Dihydroceramide desaturase governs endoplasmic reticulum and lipid droplet homeostasis to promote glial function in the nervous system

Dihydroceramide desaturases convert dihydroceramides to ceramides in the last step of the de novo ceramide pathway. Reduction of DEGS1 dihydroceramide desaturase function in humans leads to the rare neurodegenerative disorder hypomyelinating leukodystrophy-18, but the exact mechanism that underlies the disease remains unclear. Through a forward genetic screen, we discovered that infertile crescent (ifc), the sole Drosophila dihydroceramide desaturase, governs central nervous system development and morphology. Expressed and genetically active most prominently in glia rather than neurons, ifc primarily controls nervous system development through a cell autonomous function in glia.
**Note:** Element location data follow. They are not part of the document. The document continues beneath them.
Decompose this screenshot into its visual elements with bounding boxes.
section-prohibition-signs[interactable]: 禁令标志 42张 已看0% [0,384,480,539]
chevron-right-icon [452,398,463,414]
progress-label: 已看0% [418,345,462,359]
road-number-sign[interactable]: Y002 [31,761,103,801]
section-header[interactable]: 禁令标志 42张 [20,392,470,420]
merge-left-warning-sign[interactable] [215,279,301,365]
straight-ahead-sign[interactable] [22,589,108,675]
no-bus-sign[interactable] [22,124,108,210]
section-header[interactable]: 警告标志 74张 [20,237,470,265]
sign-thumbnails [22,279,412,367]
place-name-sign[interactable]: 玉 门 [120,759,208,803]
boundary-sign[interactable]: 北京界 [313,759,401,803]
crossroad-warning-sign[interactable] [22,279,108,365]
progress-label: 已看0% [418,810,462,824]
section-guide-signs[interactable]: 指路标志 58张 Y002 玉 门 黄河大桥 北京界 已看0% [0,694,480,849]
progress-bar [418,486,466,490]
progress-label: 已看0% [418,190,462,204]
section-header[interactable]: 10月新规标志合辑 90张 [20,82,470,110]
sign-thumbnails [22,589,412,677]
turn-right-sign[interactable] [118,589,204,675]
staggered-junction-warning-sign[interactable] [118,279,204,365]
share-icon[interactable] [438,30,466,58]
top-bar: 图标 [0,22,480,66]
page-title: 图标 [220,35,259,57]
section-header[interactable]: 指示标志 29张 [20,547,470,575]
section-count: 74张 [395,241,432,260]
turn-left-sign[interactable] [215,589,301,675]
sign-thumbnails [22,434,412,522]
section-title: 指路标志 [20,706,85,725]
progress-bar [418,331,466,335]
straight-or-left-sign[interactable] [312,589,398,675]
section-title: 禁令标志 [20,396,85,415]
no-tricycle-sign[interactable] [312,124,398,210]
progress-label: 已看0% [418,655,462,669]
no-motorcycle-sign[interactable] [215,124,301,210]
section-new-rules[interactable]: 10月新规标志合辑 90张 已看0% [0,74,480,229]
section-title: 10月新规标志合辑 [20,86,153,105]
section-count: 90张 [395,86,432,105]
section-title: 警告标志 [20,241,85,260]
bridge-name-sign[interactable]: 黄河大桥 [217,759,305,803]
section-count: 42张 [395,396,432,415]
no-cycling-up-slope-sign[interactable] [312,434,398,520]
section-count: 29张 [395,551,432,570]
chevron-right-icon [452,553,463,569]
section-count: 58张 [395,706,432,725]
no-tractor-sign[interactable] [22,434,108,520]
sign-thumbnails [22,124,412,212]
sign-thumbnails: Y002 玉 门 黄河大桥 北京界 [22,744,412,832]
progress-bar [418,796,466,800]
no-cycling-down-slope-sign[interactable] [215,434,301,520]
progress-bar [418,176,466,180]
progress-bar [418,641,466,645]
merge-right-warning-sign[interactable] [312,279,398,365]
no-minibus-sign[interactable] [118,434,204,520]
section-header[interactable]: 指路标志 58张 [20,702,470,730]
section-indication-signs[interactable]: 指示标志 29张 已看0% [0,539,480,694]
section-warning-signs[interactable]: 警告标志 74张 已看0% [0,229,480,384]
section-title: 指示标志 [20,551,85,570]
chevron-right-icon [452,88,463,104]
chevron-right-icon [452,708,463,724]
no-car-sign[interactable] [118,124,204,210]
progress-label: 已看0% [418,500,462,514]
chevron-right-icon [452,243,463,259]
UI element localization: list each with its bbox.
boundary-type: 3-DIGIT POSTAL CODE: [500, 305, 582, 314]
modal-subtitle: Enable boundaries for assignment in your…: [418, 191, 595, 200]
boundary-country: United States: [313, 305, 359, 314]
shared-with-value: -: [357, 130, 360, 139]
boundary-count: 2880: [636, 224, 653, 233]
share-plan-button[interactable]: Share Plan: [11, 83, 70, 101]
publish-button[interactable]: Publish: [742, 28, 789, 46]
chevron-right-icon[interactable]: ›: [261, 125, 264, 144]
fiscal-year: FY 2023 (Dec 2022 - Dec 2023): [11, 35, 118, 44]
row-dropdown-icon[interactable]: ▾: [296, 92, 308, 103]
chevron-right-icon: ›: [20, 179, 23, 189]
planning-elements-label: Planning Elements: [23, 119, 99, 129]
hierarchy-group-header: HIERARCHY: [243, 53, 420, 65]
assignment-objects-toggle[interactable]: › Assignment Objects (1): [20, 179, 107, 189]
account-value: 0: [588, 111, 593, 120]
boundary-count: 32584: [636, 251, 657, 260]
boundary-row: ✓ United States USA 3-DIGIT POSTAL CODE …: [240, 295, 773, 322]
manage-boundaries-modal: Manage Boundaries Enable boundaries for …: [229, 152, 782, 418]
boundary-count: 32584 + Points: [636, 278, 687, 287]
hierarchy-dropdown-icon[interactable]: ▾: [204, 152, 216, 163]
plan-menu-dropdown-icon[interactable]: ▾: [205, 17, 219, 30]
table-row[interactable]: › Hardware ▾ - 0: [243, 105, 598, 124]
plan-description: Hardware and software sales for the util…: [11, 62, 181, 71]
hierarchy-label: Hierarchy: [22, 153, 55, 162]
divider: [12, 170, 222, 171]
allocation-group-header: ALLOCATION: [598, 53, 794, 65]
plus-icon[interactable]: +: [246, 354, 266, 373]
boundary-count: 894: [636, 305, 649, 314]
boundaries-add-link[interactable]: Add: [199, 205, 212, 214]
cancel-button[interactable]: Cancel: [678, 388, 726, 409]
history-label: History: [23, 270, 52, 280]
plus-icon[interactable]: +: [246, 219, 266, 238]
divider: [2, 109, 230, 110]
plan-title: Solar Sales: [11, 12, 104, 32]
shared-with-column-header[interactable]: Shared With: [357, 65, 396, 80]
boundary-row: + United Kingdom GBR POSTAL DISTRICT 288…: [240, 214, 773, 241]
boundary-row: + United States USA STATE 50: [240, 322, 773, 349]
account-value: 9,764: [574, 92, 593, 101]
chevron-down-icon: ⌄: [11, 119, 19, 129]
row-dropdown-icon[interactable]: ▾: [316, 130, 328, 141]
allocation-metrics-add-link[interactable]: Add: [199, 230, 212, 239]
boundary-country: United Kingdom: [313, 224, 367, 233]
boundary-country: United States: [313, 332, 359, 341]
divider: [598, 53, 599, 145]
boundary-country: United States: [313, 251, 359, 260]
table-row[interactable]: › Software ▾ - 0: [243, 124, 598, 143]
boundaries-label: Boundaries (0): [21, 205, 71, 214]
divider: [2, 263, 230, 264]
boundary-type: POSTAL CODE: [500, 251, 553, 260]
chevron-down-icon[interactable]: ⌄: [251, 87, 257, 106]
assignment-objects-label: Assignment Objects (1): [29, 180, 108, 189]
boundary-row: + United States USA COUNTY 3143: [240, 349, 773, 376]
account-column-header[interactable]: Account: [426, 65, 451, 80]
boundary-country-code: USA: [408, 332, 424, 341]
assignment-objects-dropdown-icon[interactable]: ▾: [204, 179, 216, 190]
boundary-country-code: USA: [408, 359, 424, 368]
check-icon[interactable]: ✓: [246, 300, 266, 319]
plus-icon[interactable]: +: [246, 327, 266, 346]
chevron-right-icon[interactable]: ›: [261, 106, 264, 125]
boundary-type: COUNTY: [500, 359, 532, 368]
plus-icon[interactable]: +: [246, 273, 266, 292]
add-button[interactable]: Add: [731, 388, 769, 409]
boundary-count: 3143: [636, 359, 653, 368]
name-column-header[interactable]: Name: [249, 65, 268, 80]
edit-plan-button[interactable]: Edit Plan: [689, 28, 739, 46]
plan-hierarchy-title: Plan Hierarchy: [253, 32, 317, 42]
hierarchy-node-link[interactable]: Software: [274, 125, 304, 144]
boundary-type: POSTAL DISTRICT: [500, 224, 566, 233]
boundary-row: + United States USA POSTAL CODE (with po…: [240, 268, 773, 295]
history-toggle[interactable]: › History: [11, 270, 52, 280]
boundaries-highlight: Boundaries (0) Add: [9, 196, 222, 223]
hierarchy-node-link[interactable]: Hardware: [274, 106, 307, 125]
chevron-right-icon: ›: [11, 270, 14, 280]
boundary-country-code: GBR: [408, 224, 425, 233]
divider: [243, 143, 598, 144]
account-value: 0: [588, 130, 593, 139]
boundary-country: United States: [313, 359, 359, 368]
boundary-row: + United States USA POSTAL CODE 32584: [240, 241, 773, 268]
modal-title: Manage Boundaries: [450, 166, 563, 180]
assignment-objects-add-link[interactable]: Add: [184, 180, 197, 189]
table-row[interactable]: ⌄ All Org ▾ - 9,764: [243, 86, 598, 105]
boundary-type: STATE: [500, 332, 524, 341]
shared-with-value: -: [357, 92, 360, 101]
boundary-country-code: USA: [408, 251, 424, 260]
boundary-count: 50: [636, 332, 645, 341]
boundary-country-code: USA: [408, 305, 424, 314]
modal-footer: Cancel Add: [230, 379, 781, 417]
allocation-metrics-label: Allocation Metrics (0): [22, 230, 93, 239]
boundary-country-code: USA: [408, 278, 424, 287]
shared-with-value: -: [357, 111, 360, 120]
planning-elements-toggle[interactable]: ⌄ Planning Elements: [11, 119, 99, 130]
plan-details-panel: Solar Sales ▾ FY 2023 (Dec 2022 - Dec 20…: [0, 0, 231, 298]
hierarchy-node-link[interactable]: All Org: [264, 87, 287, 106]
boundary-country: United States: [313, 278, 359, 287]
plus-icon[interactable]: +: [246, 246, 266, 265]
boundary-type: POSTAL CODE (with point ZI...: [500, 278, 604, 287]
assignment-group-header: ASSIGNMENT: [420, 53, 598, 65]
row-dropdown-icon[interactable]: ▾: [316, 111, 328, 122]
Within the nervous system, loss of ifc results in ceramide depletion, dihydroceramide accumulation, and increased saturation of major membrane phospholipids. At the cellular level, loss of ifc leads to severe glial defects, particularly in cortex glia, including expansion of the endoplasmic reticulum, cell swelling, failure to enwrap neurons, and lipid droplet depletion. Our research supports a model in which inappropriate retention of dihydroceramide in the endoplasmic reticulum (ER) of glial cells drives ER expansion and cell swelling, disrupting glial function and leading to subsequent nervous system dysfunction. Given the conserved nature of the de novo ceramide biosynthesis pathway, our findings in the fly system suggest that dihydroceramide-triggered expansion of the ER in the membrane-rich glial cells may be the proximal cause of hypomyelinating leukodystrophy-18 in humans.